The CubeSat design was proposed by a group of U.S. science professors in 1999 to allow graduate students to design, build, test and run spacecraft with roughly the same capabilities as the first spacecraft, the Soviet Union’s Sputnik 1, launched in 1957. The first CubeSats were launched in 2003, and these days anyone can buy a CubeSat kit, which is marketed online by the San Francisco-based nano-satellite company, Pumpkin Inc.
The QB50 project was designed to capitalize on the size and cost advantages of CubeSats. “One of the main purposes of the QB50 project is to achieve sustained and affordable access to space for small scale research space missions and planetary exploration,” the project’s mission statement says.
Space researchers around the world have embraced CubeSats, and applauded their capabilities. “CubeSats, when you look at the trends, are exploding, they’re mushrooming in number,” Aboutanios said. “That’s Australia’s opportunity. We have no chance of competing with the likes of the U.S., Europe, China and Russia with the big satellites, satellites that cost hundreds of millions of dollars. But we can compete with nano-sats, and their share of the market is growing rapidly.”

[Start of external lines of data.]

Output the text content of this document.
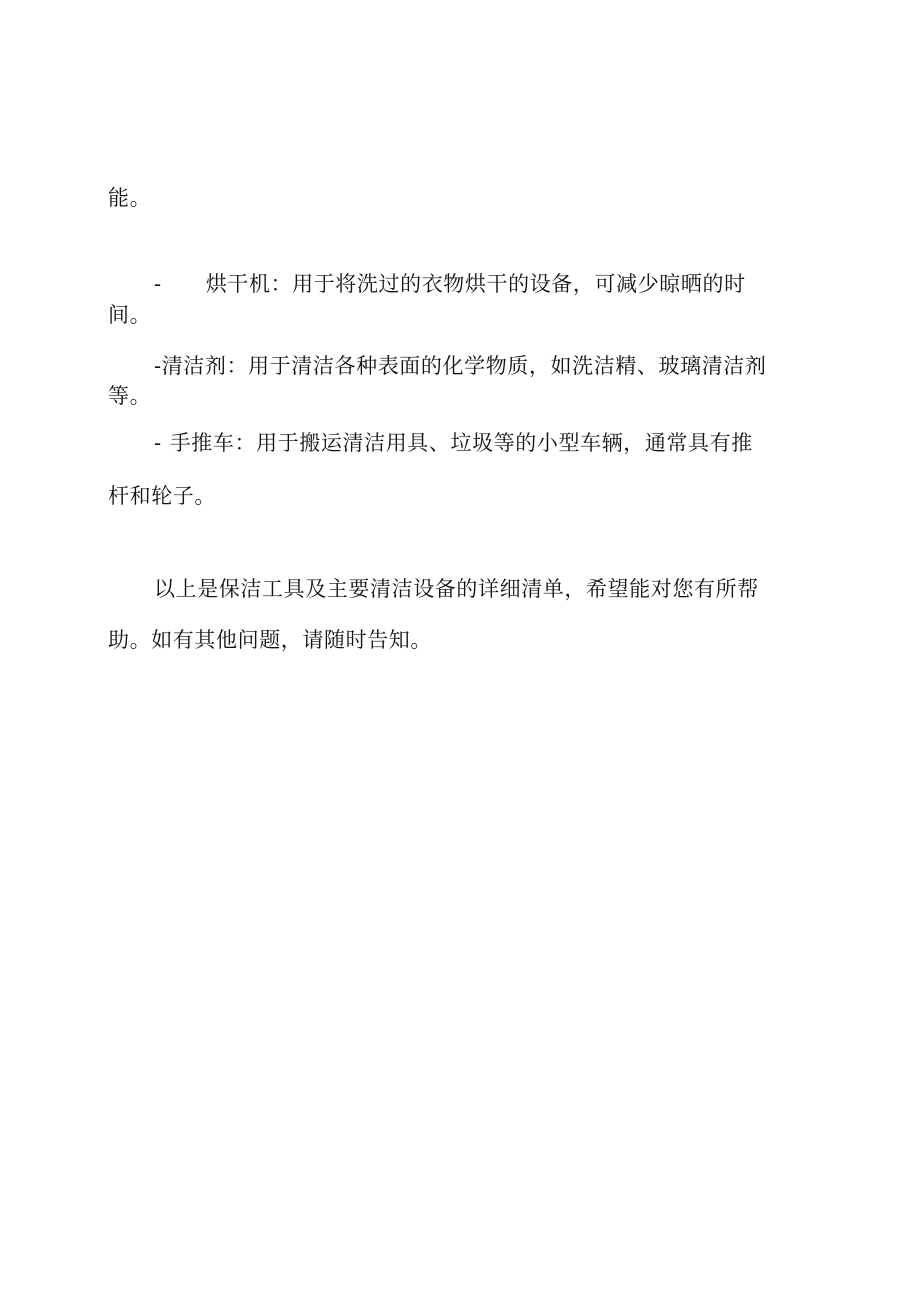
能。
- 烘干机：用于将洗过的衣物烘干的设备，可减少晾晒的时
间。
-清洁剂：用于清洁各种表面的化学物质，如洗洁精、玻璃清洁剂
等。
- 手推车：用于搬运清洁用具、垃圾等的小型车辆，通常具有推
杆和轮子。
以上是保洁工具及主要清洁设备的详细清单，希望能对您有所帮
助。如有其他问题，请随时告知。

Most of the QB50 nano-sats will carry one of three devices, or sensors, specified by the QB50 project — either a multi-needle Langmuir probe, an Ion-Neutral Mass Spectrometer (INMS), or a Flux-Probe experiment, all designed to gauge densities in Earth’s lower thermosphere.
“We’ve chosen the Ion-Neutral Mass Spectrometer,” Aboutanios said. “As the satellite is plowing through space, it collects particles in its path and measures their mass, and then we can tell what atoms exist up there. The thermosphere is very little understood, and that’s why we’re doing this. This will improve our understanding manyfold.”
Each of these QB50 nano-sats will also carry one or more devices devised and manufactured by the university that built the tiny spacecraft. “Apart from the QB50 experiment, we’re doing a number of experiments of our own,” Aboutanios said.
“The structure of the satellite, the frame of the satellite, is usually made out of aluminum, and usually machined. “Instead, we have used a thermoplastic, and we’ve 3D-printed the frame of the satellite, and we coated it with nickel for conductivity. That gives us a lightweight, strong structure that we can rapidly make. We’re sending it up into space and we’re going to monitor how it behaves in the harsh environment of space.”
The relatively low cost of these nano-satellites makes them ideal for small-to-medium nations such as Australia, with restricted funds for experiments in space. Regardless of whether they last in space for any length of time, the successful launch of these three tiny spacecraft will be an important step for the nascent Australian space industry.